Cette situation dramatique survient quelques semaines après la liquidation de Camaïeu, également propriété du groupe HPB. L’enquête judiciaire s’élargit aux chefs d’escroquerie en bande organisée, blanchiment habituel, banqueroute et abus de bien social, concernant potentiellement l’ensemble des sociétés de Michel Ohayon.
Le 28 avril 2023, après avoir examiné près d’une vingtaine d’offres de reprise, le tribunal de commerce de Grenoble choisit l’offre d’Intersport France et Al-Mana. Cette reprise marque la fin de l’indépendance de Go Sport après 45 ans d’existence.
Pour Intersport, cette acquisition représente une opportunité stratégique majeure. Gérard Leclerc, président d’Intersport, explique : « Nous avons repris le réseau en septembre 2024. C’était une étape importante, notamment pour renforcer notre présence à Paris intra-muros. Cette reprise, c’est aussi 323 000 m² supplémentaires que nous avons intégrés dans notre réseau ».
L’intégration se fait rapidement : la plupart des magasins repris sont convertis en boutiques Intersport, tandis qu’une vingtaine d’enseignes Go Sport sont maintenues, avec un recentrage sur les sports outdoor. Cette transformation s’inscrit dans la stratégie offensive d’Intersport face à Décathlon.
Enseignements entrepreneuriaux et perspectives
L’histoire de Go Sport offre de précieux enseignements pour les entrepreneurs contemporains. Elle illustre d’abord l’importance de l’adaptabilité stratégique face aux mutations du marché. Malgré des innovations digitales précoces et une vision omnicanale pertinente, Go Sport n’a pas réussi à opérer sa transformation assez rapidement pour faire face à la concurrence de Décathlon et aux nouveaux modes de consommation.
La saga révèle également les dangers de l’instabilité managériale et du manque de vision à long terme. Les changements répétés de direction générale ont empêché l’émergence d’une stratégie cohérente, l’entreprise oscillant constamment entre positionnement sport et mode, marques propres et marques nationales.

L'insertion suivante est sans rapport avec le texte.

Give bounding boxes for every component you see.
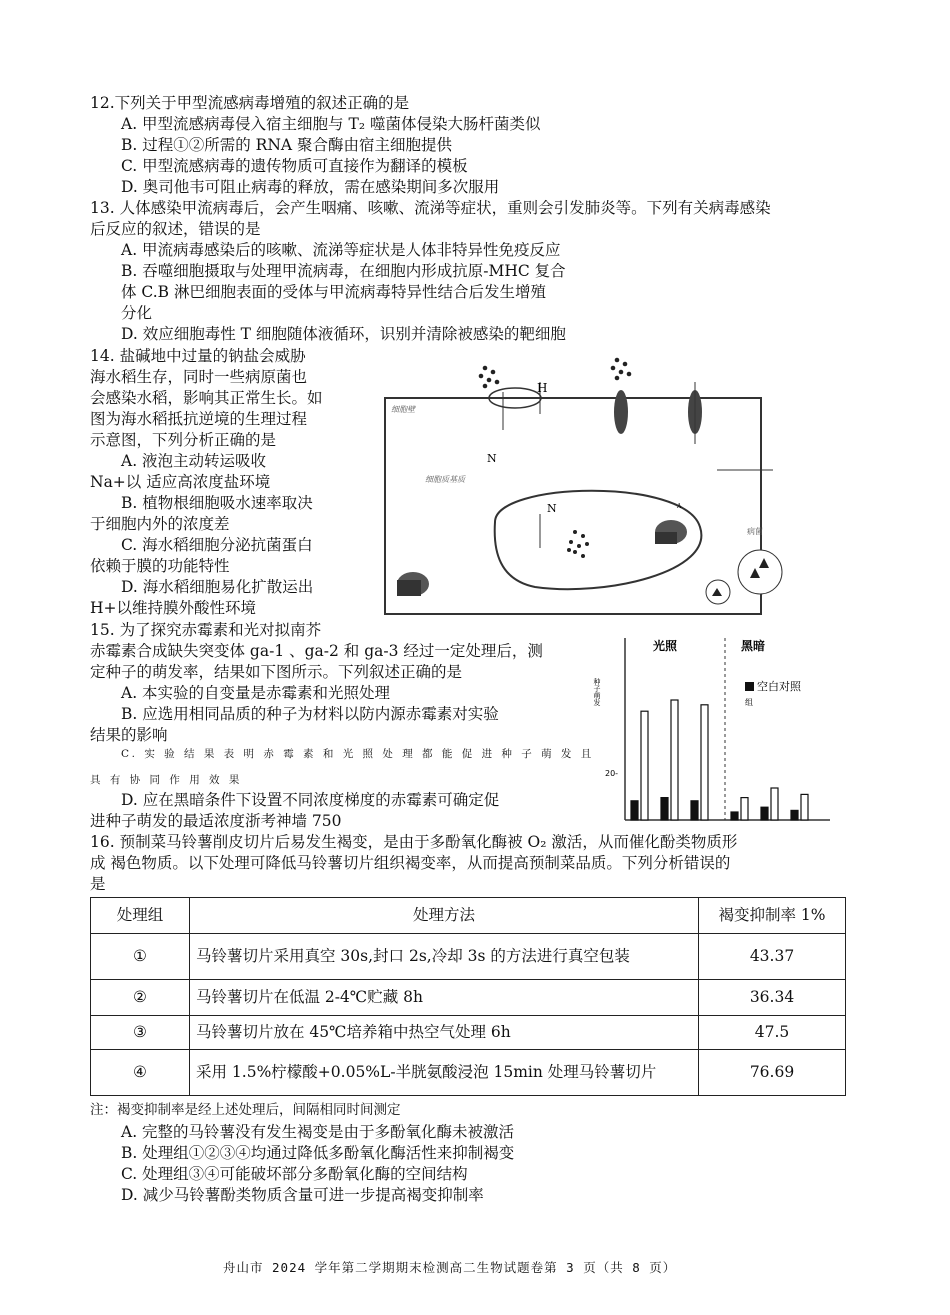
q15-stem-line1: 15. 为了探究赤霉素和光对拟南芥 — [90, 621, 322, 639]
q14-option-d-line2: H+以维持膜外酸性环境 — [90, 599, 257, 617]
treatment-table — [90, 897, 846, 1096]
y-tick-label: 20- — [605, 769, 619, 778]
q16-option-b: B. 处理组①②③④均通过降低多酚氧化酶活性来抑制褐变 — [121, 1144, 515, 1162]
q15-option-c-line1: C. 实 验 结 果 表 明 赤 霉 素 和 光 照 处 理 都 能 促 进 种 子 萌 发 且 — [121, 748, 595, 760]
table-cell: 47.5 — [699, 1016, 846, 1050]
q14-option-b-line1: B. 植物根细胞吸水速率取决 — [121, 494, 313, 512]
q15-stem-line3: 定种子的萌发率，结果如下图所示。下列叙述正确的是 — [90, 663, 463, 681]
q14-stem-line1: 14. 盐碱地中过量的钠盐会威胁 — [90, 347, 306, 365]
bacteria-label: 病菌 — [747, 527, 763, 536]
table-cell: ② — [91, 980, 190, 1016]
y-axis-label: 种子萌发 — [593, 678, 601, 706]
table-cell: ③ — [91, 1016, 190, 1050]
q16-option-a: A. 完整的马铃薯没有发生褐变是由于多酚氧化酶未被激活 — [121, 1123, 515, 1141]
table-header: 处理组 — [91, 898, 190, 934]
panel-label-dark: 黑暗 — [741, 639, 766, 653]
bar-dark-ga-1-control — [731, 812, 738, 820]
q13-option-b-line1: B. 吞噬细胞摄取与处理甲流病毒，在细胞内形成抗原-MHC 复合 — [121, 262, 566, 280]
q14-option-d-line1: D. 海水稻细胞易化扩散运出 — [121, 578, 314, 596]
table-cell: 马铃薯切片采用真空 30s,封口 2s,冷却 3s 的方法进行真空包装 — [190, 934, 699, 980]
q14-option-b-line2: 于细胞内外的浓度差 — [90, 515, 230, 533]
q14-stem-line2: 海水稻生存，同时一些病原菌也 — [90, 368, 308, 386]
a-label: A — [677, 503, 682, 510]
table-cell: 马铃薯切片在低温 2-4℃贮藏 8h — [190, 980, 699, 1016]
q13-option-d: D. 效应细胞毒性 T 细胞随体液循环，识别并清除被感染的靶细胞 — [121, 325, 566, 343]
q13-option-a: A. 甲流病毒感染后的咳嗽、流涕等症状是人体非特异性免疫反应 — [121, 241, 561, 259]
q13-stem-line1: 13. 人体感染甲流病毒后，会产生咽痛、咳嗽、流涕等症状，重则会引发肺炎等。下列有关病毒感染 — [90, 199, 771, 217]
bar-dark-ga-2-control — [761, 807, 768, 820]
table-cell: ① — [91, 934, 190, 980]
q12-option-d: D. 奥司他韦可阻止病毒的释放，需在感染期间多次服用 — [121, 178, 500, 196]
cytoplasm-label: 细胞质基质 — [425, 475, 465, 484]
h-label: H — [537, 381, 548, 395]
q12-option-c: C. 甲型流感病毒的遗传物质可直接作为翻译的模板 — [121, 157, 468, 175]
q15-option-d-line1: D. 应在黑暗条件下设置不同浓度梯度的赤霉素可确定促 — [121, 791, 500, 809]
bar-light-ga-1-treated — [641, 711, 648, 820]
q14-option-a-line2: Na+以 适应高浓度盐环境 — [90, 473, 271, 491]
bar-light-ga-1-control — [631, 801, 638, 820]
q15-option-b-line1: B. 应选用相同品质的种子为材料以防内源赤霉素对实验 — [121, 705, 499, 723]
q14-cell-diagram — [355, 352, 775, 622]
panel-label-light: 光照 — [653, 639, 678, 653]
q16-note: 注：褐变抑制率是经上述处理后，间隔相同时间测定 — [90, 1102, 401, 1118]
q13-option-b-line2: 体 C.B 淋巴细胞表面的受体与甲流病毒特异性结合后发生增殖 — [121, 283, 546, 301]
table-header: 处理方法 — [190, 898, 699, 934]
q13-option-b-line3: 分化 — [121, 304, 153, 322]
n-label-2: N — [547, 502, 557, 515]
bar-light-ga-2-control — [661, 798, 668, 820]
q16-stem-line3: 是 — [90, 875, 106, 893]
bar-light-ga-3-treated — [701, 705, 708, 820]
q14-option-c-line2: 依赖于膜的功能特性 — [90, 557, 230, 575]
q12-option-a: A. 甲型流感病毒侵入宿主细胞与 T₂ 噬菌体侵染大肠杆菌类似 — [121, 115, 541, 133]
q15-option-b-line2: 结果的影响 — [90, 726, 168, 744]
table-cell: 43.37 — [699, 934, 846, 980]
legend-control: 空白对照 — [757, 680, 801, 693]
q12-option-b: B. 过程①②所需的 RNA 聚合酶由宿主细胞提供 — [121, 136, 453, 154]
table-cell: 76.69 — [699, 1050, 846, 1096]
bar-dark-ga-3-treated — [801, 794, 808, 820]
table-cell: ④ — [91, 1050, 190, 1096]
q13-stem-line2: 后反应的叙述，错误的是 — [90, 220, 261, 238]
q16-option-d: D. 减少马铃薯酚类物质含量可进一步提高褐变抑制率 — [121, 1186, 484, 1204]
q12-stem: 12.下列关于甲型流感病毒增殖的叙述正确的是 — [90, 94, 410, 112]
table-cell: 马铃薯切片放在 45℃培养箱中热空气处理 6h — [190, 1016, 699, 1050]
cell-wall-label: 细胞壁 — [391, 405, 415, 414]
q16-stem-line1: 16. 预制菜马铃薯削皮切片后易发生褐变，是由于多酚氧化酶被 O₂ 激活，从而催化酚类物质形 — [90, 833, 738, 851]
q15-option-a: A. 本实验的自变量是赤霉素和光照处理 — [121, 684, 391, 702]
q15-germination-chart — [595, 630, 845, 830]
legend-line2: 组 — [745, 698, 753, 707]
page-footer: 舟山市 2024 学年第二学期期末检测高二生物试题卷第 3 页（共 8 页） — [223, 1260, 677, 1275]
bar-dark-ga-1-treated — [741, 798, 748, 820]
q14-stem-line4: 图为海水稻抵抗逆境的生理过程 — [90, 410, 308, 428]
table-cell: 采用 1.5%柠檬酸+0.05%L-半胱氨酸浸泡 15min 处理马铃薯切片 — [190, 1050, 699, 1096]
table-cell: 36.34 — [699, 980, 846, 1016]
bar-light-ga-3-control — [691, 801, 698, 820]
bar-light-ga-2-treated — [671, 700, 678, 820]
q14-stem-line5: 示意图，下列分析正确的是 — [90, 431, 277, 449]
q16-stem-line2: 成 褐色物质。以下处理可降低马铃薯切片组织褐变率，从而提高预制菜品质。下列分析错误的 — [90, 854, 731, 872]
table-header: 褐变抑制率 1% — [699, 898, 846, 934]
n-label-1: N — [487, 452, 497, 465]
q14-option-c-line1: C. 海水稻细胞分泌抗菌蛋白 — [121, 536, 313, 554]
bar-dark-ga-3-control — [791, 810, 798, 820]
q15-stem-line2: 赤霉素合成缺失突变体 ga-1 、ga-2 和 ga-3 经过一定处理后，测 — [90, 642, 543, 660]
q14-option-a-line1: A. 液泡主动转运吸收 — [121, 452, 267, 470]
bar-dark-ga-2-treated — [771, 788, 778, 820]
q15-option-c-line2: 具 有 协 同 作 用 效 果 — [90, 774, 243, 786]
q15-option-d-line2: 进种子萌发的最适浓度浙考神墙 750 — [90, 812, 342, 830]
q16-option-c: C. 处理组③④可能破坏部分多酚氧化酶的空间结构 — [121, 1165, 468, 1183]
q14-stem-line3: 会感染水稻，影响其正常生长。如 — [90, 389, 323, 407]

L’épisode Michel Ohayon souligne les risques liés aux rachats opportunistes par des investisseurs peu familiers du secteur. Le manque de synergies réelles et la gestion financière discutable ont précipité la chute finale de l’enseigne.
Paradoxalement, la reprise par Intersport pourrait donner une seconde vie à certains éléments de l’héritage Go Sport. L’expertise en sports urbains et outdoor, l’implantation privilégiée en centres-villes, et l’expérience client développée constituent autant d’atouts que le nouveau propriétaire peut valoriser dans sa stratégie de conquête face à Décathlon.
Cette histoire rappelle enfin que dans l’économie moderne, la légitimité historique et la notoriété ne suffisent plus. Seules les entreprises capables de réinventer continuellement leur modèle économique, leur proposition de valeur et leur expérience client peuvent survivre dans un environnement concurrentiel de plus en plus féroce.
L’épopée Go Sport, de Grenoble à Intersport, restera comme l’un des cas d’école les plus instructifs de l’entrepreneuriat français contemporain : une leçon d’humilité pour tous les dirigeants qui penseraient que le succès passé garantit la pérennité future.